Have you found someone to carry water for that?

Not yet. I mean obviously, when it's an off-election year and you're looking at doing a constitutional, do you do it in '10? Do you do it in '09 with a special election? There's a lot of things. I think the more the realities of the budget sink in, and looking at the price tag of what class-size is, there's going to be a point where everyone just has to understand. Do we do it this year? Do we delay it to next year? How do we get the unions on board? Because the unions need to be part of that conversation, because they were very much in favor of the class-size amendment and still are. But if it's going to cost teachers jobs, specifically in fields like P.E. and art and music and areas that are not core areas, and it's going to cause them not to get raises and other things, it's going to have to be looked at. ...
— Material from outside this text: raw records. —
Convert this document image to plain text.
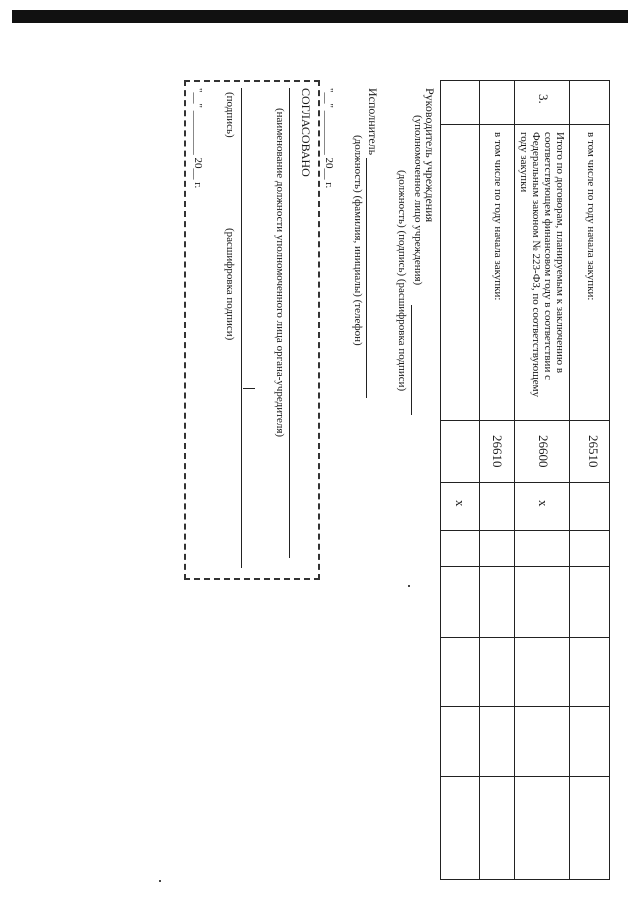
в том числе по году начала закупки:
26510
3.
Итого по договорам, планируемым к заключению в соответствующем финансовом году в соответствии с Федеральным законом № 223-ФЗ, по соответствующему году закупки
26600
х
в том числе по году начала закупки:
26610
х
Руководитель учреждения
(уполномоченное лицо учреждения)
(должность) (подпись) (расшифровка подписи)
Исполнитель
(должность) (фамилия, инициалы) (телефон)
"__" ________ 20__ г.
СОГЛАСОВАНО
(наименование должности уполномоченного лица органа-учредителя)
(подпись)
(расшифровка подписи)
"__" ________ 20__ г.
What else do we need to be looking for this session?

The focus on this is going to be budget, budget, budget and how can we stretch the dollars the most. Where can we go if we need to make cuts? Where can we target the cuts the least impact the students first and our workforce second. Because the worst thing you can do in a bad economy is lay people off. So what in education can we do to go after those dollars that are left and target those that maybe are good programs, solid programs, but they don't directly affect student achievement or the classroom. Half of the lottery money goes to school recognition. That's a large chunk of money from the state that could potentially be cut or be moved over to actual discretionary lottery money to offset any other cut. ...

You're looking at specific programs like that, that are great programs ... but when the economy is as bad as it is, you have to focus on your core mission, which is making sure every student in the state of Florida is given the same education as every other student in the state of Florida, equitable and adequately funded.
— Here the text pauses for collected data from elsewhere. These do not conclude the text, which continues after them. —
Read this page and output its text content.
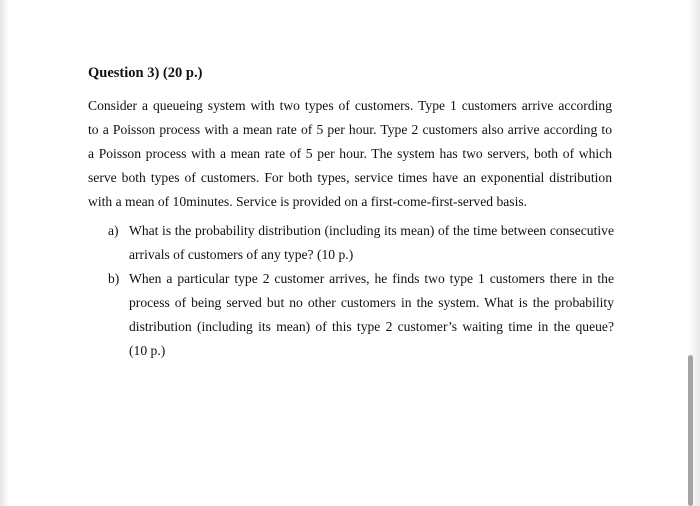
Question 3) (20 p.)
Consider a queueing system with two types of customers. Type 1 customers arrive according
to a Poisson process with a mean rate of 5 per hour. Type 2 customers also arrive according to
a Poisson process with a mean rate of 5 per hour. The system has two servers, both of which
serve both types of customers. For both types, service times have an exponential distribution
with a mean of 10minutes. Service is provided on a first-come-first-served basis.
a) What is the probability distribution (including its mean) of the time between consecutive
arrivals of customers of any type? (10 p.)
b) When a particular type 2 customer arrives, he finds two type 1 customers there in the
process of being served but no other customers in the system. What is the probability
distribution (including its mean) of this type 2 customer’s waiting time in the queue?
(10 p.)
Do you see any issue with the adequate funding? I was talking with Wayne Blanton and he was suggesting there was likely a lawsuit coming on the funding issue, pretty soon.

I've heard that too. ... I don't see an issue. It depends how far they go this session. You know, adequacy, obviously the more you cut into the base student funding, the more the issue of adequacy. If you look at the trends, our trend line over the past 10 years, they funded us to the level of the consumer price index or the level of inflation. That was including the class size, but they leveled us to that point. That was until they started holding back and then cutting over the last year and a half. Over that year it's actually been a decline from where our students are funded vs. the consumer price index. When you see that trend happening, you can start to make an argument whether education is being adequately funded. ...

Then it goes to, have they funded class size? Can they make the argument that they have funded class size? A lot of districts would say no, they can't. But they would make the argument that they have since 2003.

I have heard that some lawmakers are interested in finding out whether districts are spending their class-size money on class size. Have you heard anything about that?

Yeah, I've heard that. But it's clear that the provision in the law says that as long as you met the class-size requirement at that stage of class size, you could then use the money for other things. And obviously districts used the money for teacher pay raises and other things, which helps you in class size as well, because you have to retain your teachers, too. You can't hold them at 2002 pay levels and expect them to still be around in 2010. ... I know that's going to be an argument that they're going to look at. They're going to look at school districts that are giving raises this year, I'm sure. ...

It's tough because it's not just the pressures of the budget. You're dealing with your unions, the work force, your teachers. And everyone is struggling. It's a delicate balance between your teachers and your parents and your students and trying to maintain that all and do it with significantly reduced revenue over the last year and a half that none of us planned for or even saw coming.